Formally, the book is one long poem, with a table of contents that isolates lines at irregular intervals. Hymns by the Ghanaian poet Kofi Awoonor and others appear, plus a combination of tautology and epizeuxis, as in “what is holy is holy” or “We know god is god is god is god,” recalling both scriptural rhetoric and Gertrude Stein’s use of repetition. In Syncope, repetition exists not purely for aesthetic purposes but to better parse chronology, decision, and consequence. Between repetitions, new context resituates duplicate stanzas. When the speaker repeats that “time ruptured and folded” four times across the book, the phrase enacts that fold within the reader’s experience. And the spare poem strives to achieve what is more commonly found in epics or prose: description of a civilization, sociocultural-psychological-geopolitical narration, and edification. Rather than lecturing an audience who already agrees, Wadud explores crisis through sound, pathos, abstraction, and image, saying in a migrant’s voice, “I will never know why my dapple fate / the sapling of it chose / me.”

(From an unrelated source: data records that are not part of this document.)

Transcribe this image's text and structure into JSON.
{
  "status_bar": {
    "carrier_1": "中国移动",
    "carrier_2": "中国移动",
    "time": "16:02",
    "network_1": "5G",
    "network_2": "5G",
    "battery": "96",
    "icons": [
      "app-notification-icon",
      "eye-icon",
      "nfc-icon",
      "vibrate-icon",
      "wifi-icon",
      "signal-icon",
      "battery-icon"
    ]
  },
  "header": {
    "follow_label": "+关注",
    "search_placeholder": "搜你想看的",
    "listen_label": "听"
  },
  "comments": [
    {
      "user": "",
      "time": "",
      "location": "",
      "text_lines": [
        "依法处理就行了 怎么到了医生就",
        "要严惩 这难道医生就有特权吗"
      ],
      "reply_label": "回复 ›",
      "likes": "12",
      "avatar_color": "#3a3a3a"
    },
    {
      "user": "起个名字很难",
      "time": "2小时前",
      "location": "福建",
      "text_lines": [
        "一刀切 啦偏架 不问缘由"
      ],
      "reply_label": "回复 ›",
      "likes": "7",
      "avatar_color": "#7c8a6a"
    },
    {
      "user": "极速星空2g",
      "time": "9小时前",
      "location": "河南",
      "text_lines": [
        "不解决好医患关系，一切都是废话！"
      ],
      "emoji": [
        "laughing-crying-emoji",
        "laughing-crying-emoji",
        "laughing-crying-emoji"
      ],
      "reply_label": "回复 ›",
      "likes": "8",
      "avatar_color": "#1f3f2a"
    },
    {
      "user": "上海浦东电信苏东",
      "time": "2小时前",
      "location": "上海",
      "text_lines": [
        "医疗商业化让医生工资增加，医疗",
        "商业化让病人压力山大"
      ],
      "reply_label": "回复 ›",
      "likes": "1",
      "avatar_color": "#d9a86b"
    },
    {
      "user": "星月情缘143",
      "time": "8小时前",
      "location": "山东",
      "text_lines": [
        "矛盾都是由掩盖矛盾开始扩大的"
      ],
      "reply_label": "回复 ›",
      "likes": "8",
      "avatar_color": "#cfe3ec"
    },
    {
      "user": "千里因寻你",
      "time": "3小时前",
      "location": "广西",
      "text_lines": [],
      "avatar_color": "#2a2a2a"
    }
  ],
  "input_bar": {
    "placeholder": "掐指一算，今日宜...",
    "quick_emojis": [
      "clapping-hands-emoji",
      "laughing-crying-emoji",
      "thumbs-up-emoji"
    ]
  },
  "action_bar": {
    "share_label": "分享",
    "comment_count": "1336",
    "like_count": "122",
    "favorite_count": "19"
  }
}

Wadud concentrates on those ships that encountered the migrants but did nothing, or nearly nothing: “all ocular if they chose to be,” but they were “ocular eyes that saw nothing.” She implies that to see and not to act is a betrayal of the power of sight, which should be galvanizing. The book’s multi-definitional title—denoting loss of consciousness, omission of sounds or letters, or rhythmic stress on a usually unstressed beat—comments on the case and the public and institutional response to it: passing out, truncation, and redirection. The last definition highlights the poet’s shifting of attention from administrative excuses to personhood. In the vast Mediterranean, “we 72 are oil slick and black / hungry for a spot of water, bread / recognition as human,” the migrants say. Knowing themselves seen, but denied aid and ignored, makes the migrants question the worth of their existence. First “we doubted” and later, “we doubled down on our humanity because / the rescue boats / … shirked us.” That shift from doubting to doubling down reflects a blues poem’s movement between total despair and human affirmation.

Syncope’s simultaneously incantatory and documentary nature holds up the migrants’ humanity as supplication and as evidence. Its language rescues the reader’s memory of the dead. Rather than stave off death, it strives to reclaim the fact of these deaths. And in the final funereal stanzas and epigraphs of Syncope, Wadud reclaims the migrants from the sea’s drift: “we are the ruin / meanwhile / we are not ruined.”